Skip to content

LocalMHA: Local Multi-Head Attention for PyTorch

Overview

The LocalMHA module is a local multi-head attention mechanism designed to process sequences in smaller, fixed-size windows, allowing it to handle long sequences more efficiently. This module is especially useful when working with long sequences where global attention mechanisms become computationally expensive. It combines local attention with the power of multi-head attention to capture information from different representation subspaces.

Key Concepts:

  • Local Attention: Instead of attending to all positions in the input sequence, local attention restricts the attention to a small fixed-sized window around each position.

  • Multi-Head Attention: The input is split into multiple heads, allowing the network to attend to information from different representation subspaces simultaneously.

Class Definition

class LocalMHA(nn.Module):

Parameters:

  • dim (int): Dimensionality of the input sequence.

  • window_size (int): The size of the local attention window. The module will attend to this fixed-size window around each position.

  • dim_head (int, optional): Dimensionality of each attention head. Default is 64.

  • heads (int, optional): Number of attention heads. Default is 8.

  • dropout (float, optional): Dropout probability applied after the attention mechanism. Default is 0.0.

  • causal (bool, optional): If set to True, the attention mechanism will be causal, ensuring that each position only attends to previous positions. Default is False.

  • prenorm (bool, optional): If set to True, layer normalization is applied before the multi-head attention mechanism. Default is False.
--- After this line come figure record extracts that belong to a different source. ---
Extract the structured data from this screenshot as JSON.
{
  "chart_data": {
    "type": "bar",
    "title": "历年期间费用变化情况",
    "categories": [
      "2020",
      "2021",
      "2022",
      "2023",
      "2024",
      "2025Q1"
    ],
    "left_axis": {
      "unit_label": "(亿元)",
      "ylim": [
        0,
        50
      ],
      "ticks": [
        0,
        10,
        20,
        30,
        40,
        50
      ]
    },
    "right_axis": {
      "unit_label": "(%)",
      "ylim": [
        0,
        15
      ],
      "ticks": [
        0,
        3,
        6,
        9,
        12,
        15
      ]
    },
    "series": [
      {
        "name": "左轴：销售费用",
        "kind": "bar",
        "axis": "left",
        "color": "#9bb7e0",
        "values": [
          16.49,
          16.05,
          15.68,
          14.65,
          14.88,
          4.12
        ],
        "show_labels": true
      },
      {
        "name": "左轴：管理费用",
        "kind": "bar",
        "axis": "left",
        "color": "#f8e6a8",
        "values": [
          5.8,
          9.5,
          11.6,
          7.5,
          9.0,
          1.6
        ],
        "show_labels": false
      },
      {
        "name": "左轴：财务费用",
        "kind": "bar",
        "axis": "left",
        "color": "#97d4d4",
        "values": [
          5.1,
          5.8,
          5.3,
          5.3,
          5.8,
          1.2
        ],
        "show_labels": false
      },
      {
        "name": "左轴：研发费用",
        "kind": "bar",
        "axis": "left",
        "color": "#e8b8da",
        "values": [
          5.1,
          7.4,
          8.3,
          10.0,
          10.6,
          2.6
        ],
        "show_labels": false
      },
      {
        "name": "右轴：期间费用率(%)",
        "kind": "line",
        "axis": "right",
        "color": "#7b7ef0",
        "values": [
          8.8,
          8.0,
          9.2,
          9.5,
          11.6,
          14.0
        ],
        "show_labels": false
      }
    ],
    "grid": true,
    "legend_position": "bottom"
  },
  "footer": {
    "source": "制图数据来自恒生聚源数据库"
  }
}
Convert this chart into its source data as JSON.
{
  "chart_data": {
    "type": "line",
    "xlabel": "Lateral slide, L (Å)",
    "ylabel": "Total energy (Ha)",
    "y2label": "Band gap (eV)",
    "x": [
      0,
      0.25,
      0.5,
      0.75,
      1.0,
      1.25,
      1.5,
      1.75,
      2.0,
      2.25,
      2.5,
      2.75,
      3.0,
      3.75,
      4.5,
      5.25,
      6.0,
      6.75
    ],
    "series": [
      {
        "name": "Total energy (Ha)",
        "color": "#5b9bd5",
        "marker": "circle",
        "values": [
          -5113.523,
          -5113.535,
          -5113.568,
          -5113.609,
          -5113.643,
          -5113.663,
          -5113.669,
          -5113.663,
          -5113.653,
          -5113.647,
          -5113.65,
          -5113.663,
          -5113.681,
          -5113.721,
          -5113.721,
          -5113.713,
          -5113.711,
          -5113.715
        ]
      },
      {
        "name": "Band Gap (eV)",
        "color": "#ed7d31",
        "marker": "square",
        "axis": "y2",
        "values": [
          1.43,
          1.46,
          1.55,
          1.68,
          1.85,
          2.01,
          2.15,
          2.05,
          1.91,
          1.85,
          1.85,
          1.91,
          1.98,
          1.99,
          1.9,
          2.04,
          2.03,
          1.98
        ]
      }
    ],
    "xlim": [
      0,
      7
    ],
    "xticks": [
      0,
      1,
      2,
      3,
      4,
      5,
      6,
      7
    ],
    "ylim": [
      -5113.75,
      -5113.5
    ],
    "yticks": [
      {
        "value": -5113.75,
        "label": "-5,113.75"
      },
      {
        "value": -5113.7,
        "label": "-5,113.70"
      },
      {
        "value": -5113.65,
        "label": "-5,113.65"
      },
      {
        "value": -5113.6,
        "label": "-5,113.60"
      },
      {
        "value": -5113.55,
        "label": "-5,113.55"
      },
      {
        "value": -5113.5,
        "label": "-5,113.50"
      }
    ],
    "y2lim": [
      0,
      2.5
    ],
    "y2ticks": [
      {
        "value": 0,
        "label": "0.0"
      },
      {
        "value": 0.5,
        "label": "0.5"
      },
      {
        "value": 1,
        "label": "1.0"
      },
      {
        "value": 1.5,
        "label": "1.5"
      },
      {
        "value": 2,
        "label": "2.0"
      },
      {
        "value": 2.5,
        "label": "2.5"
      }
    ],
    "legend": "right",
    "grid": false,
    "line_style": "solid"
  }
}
  • qk_rmsnorm (bool, optional): If set to True, root mean square normalization is applied to the query and key tensors. Default is False.

  • qk_scale (int, optional): Scaling factor for queries and keys when qk_rmsnorm is set to True. Default is 8.

  • use_xpos (bool, optional): If set to True, the attention mechanism uses relative positional embeddings. Default is False.

  • xpos_scale_base (float, optional): Base scaling factor for relative positional embeddings. If None, it defaults to the square root of the dimension of the model. Only used when use_xpos is True.

  • exact_windowsize (bool, optional): If set to True, the attention window size is strictly adhered to, without any additional padding. Default is True.

Method: forward

This method performs the forward pass of the LocalMHA module.

Parameters:

  • x (torch.Tensor): The input tensor with shape [batch_size, sequence_length, dim].

  • mask (torch.Tensor, optional): A boolean mask tensor with shape [batch_size, sequence_length]. Positions with True values will be masked and won't be attended to.

  • attn_bias (torch.Tensor, optional): Additional bias to add to the attention scores before softmax.

Returns:

  • torch.Tensor: The output tensor after local multi-head attention with shape [batch_size, sequence_length, dim].

Example Usage

from torch import tensor

from zeta import LocalMHA

# Sample data
x = tensor(
    [[...], [...], ...]
)  # Example input tensor with shape [batch_size, sequence_length, dim]

# Initialize the LocalMHA module
local_mha = LocalMHA(dim=512, window_size=5)

# Forward pass
output = local_mha(x)

Mathematical Formula

For a given input ( x ):

  1. Linearly project ( x ) into queries ( Q ), keys ( K ), and values ( V ).
  2. If qk_rmsnorm is True, apply RMS normalization to ( Q ) and ( K ).
  3. For each position ( i ) in ( x ), compute attention scores with all positions in the window around ( i ).
  4. Apply softmax to the scores, then compute the attention output as a weighted sum of ( V ) based on these scores.
  5. Finally, concatenate all head outputs and linearly project to get the final output.

Additional Information

The LocalMHA module provides a balance between computational efficiency and the ability to capture long-range dependencies. While it restricts attention to local windows, the use of multi-head attention allows it to attend to different features within that window. The optional use of RMS normalization and relative positional embeddings further extends its capabilities.

References

For a deeper understanding of multi-head attention, see the original Transformer paper. For details on local attention, you might refer to relevant literature on efficient transformers or localized attention mechanisms.